Maybe try len(train_imgs) instead of train_imgs?

mgloria · February 2, 2020, 3:59pm

I will look into it! A little trick for the others. To open super fast a github ipynb in colab do the following:

e.g. https://github.com/muellerzr/Practical-Deep-Learning-for-Coders-2.0/blob/master/Computer%20Vision/01_Custom.ipynb

becomes: https://colab.research.google.com/github/muellerzr/Practical-Deep-Learning-for-Coders-2.0/blob/master/Computer%20Vision/01_Custom.ipynb

So you basically only need to remove https://github.com/ and add instead https://colab.research.google.com/github/

muellerzr · February 2, 2020, 4:02pm

I had no idea you could do that! Awesome! (I’ll update the links in the first post unless someone beats me )

Edit: all notebook links in the first post point to Colab Thanks @mgloria!

mgloria · February 2, 2020, 4:24pm

It is my understanding that the list of indexes is precisely what it is generated (i.e. which images belong to training / validation set), see docu. I believe it is solved, check this out @muellerzr

split_list = [L(range(len(train_imgs))), L(range(len(train_imgs), len(train_imgs)+len(tst_imgs)))]

dsrc = Datasets(train_imgs+tst_imgs, tfms=[[PILImage.create], [parent_label, Categorize]],
            splits = split_list)

train_labels = L()
for i in range(len(dsrc.train)):
train_labels.append(dsrc.train[i][1])

skf = StratifiedKFold(n_splits=5)
print(skf.get_n_splits(np.array(train_imgs), train_labels))
for train_index, valid_index in skf.split(np.array(train_imgs), train_labels):
  print("TRAIN:", len(train_index), "VALID:", len(valid_index))
  print("TRAIN:", train_index, "VALID:", valid_index)

These are the outputs (easier to get the idea):

PS I suggest also changing the wording “test” to “valid or dev” set to avoid confusion when doing K-fold in the notebooks

muellerzr · February 2, 2020, 4:28pm

That’s fantastic @mgloria! Well done! I’ll definitely change to stratified whenever I can. And on the valid/test too.
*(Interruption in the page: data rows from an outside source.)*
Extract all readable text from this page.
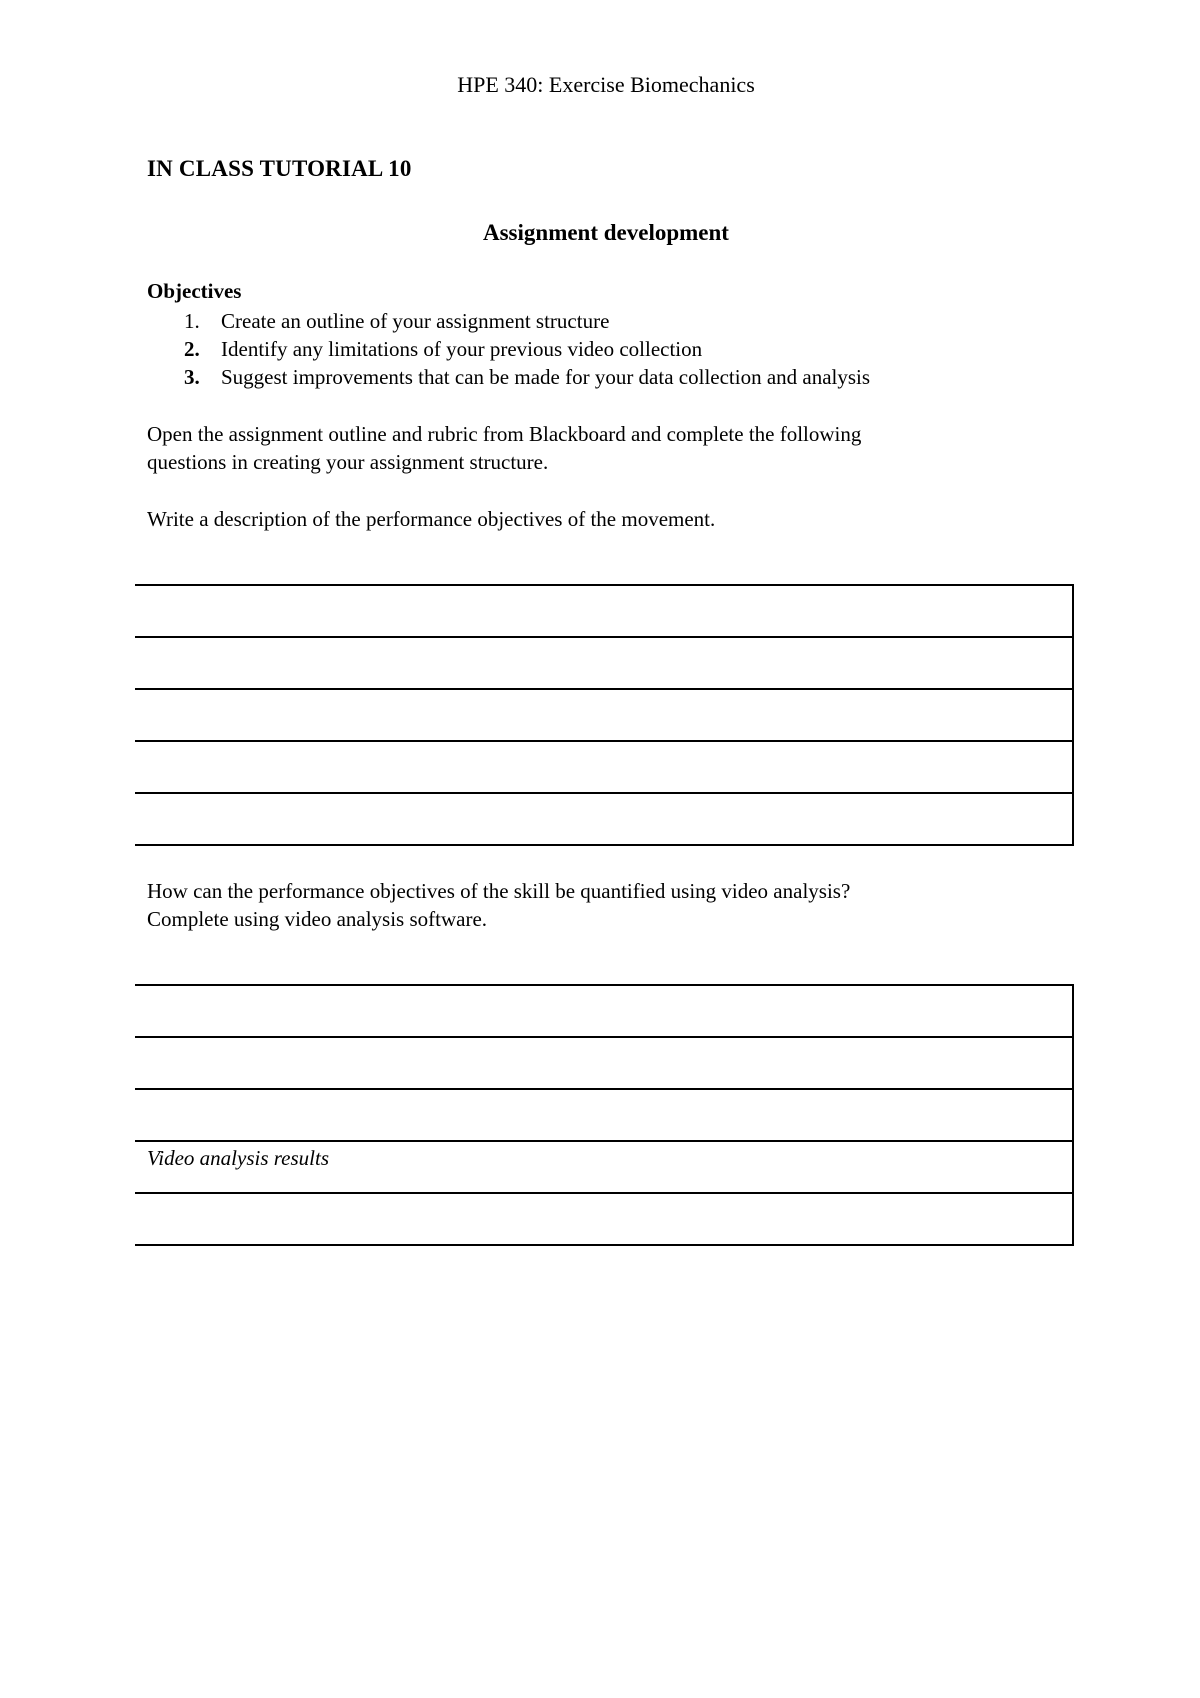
HPE 340: Exercise Biomechanics
IN CLASS TUTORIAL 10
Assignment development
Objectives
1.	Create an outline of your assignment structure
2.	Identify any limitations of your previous video collection
3.	Suggest improvements that can be made for your data collection and analysis

Open the assignment outline and rubric from Blackboard and complete the following
questions in creating your assignment structure.

Write a description of the performance objectives of the movement.

How can the performance objectives of the skill be quantified using video analysis?
Complete using video analysis software.

Video analysis results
vijayabhaskar · February 2, 2020, 4:40pm

Hi @muellerzr I’m trying to use fastai2 on https://www.kaggle.com/c/understanding_cloud_organization, it has 4 segmentaion masks, I’m guessing I would need a 4 output datablock, but I don’t know how to achieve that. How to create datablocks with multiple number of inputs and outputs in general?

muellerzr · February 2, 2020, 4:45pm

Look at the Object Detection notebook for an example. It has two outputs.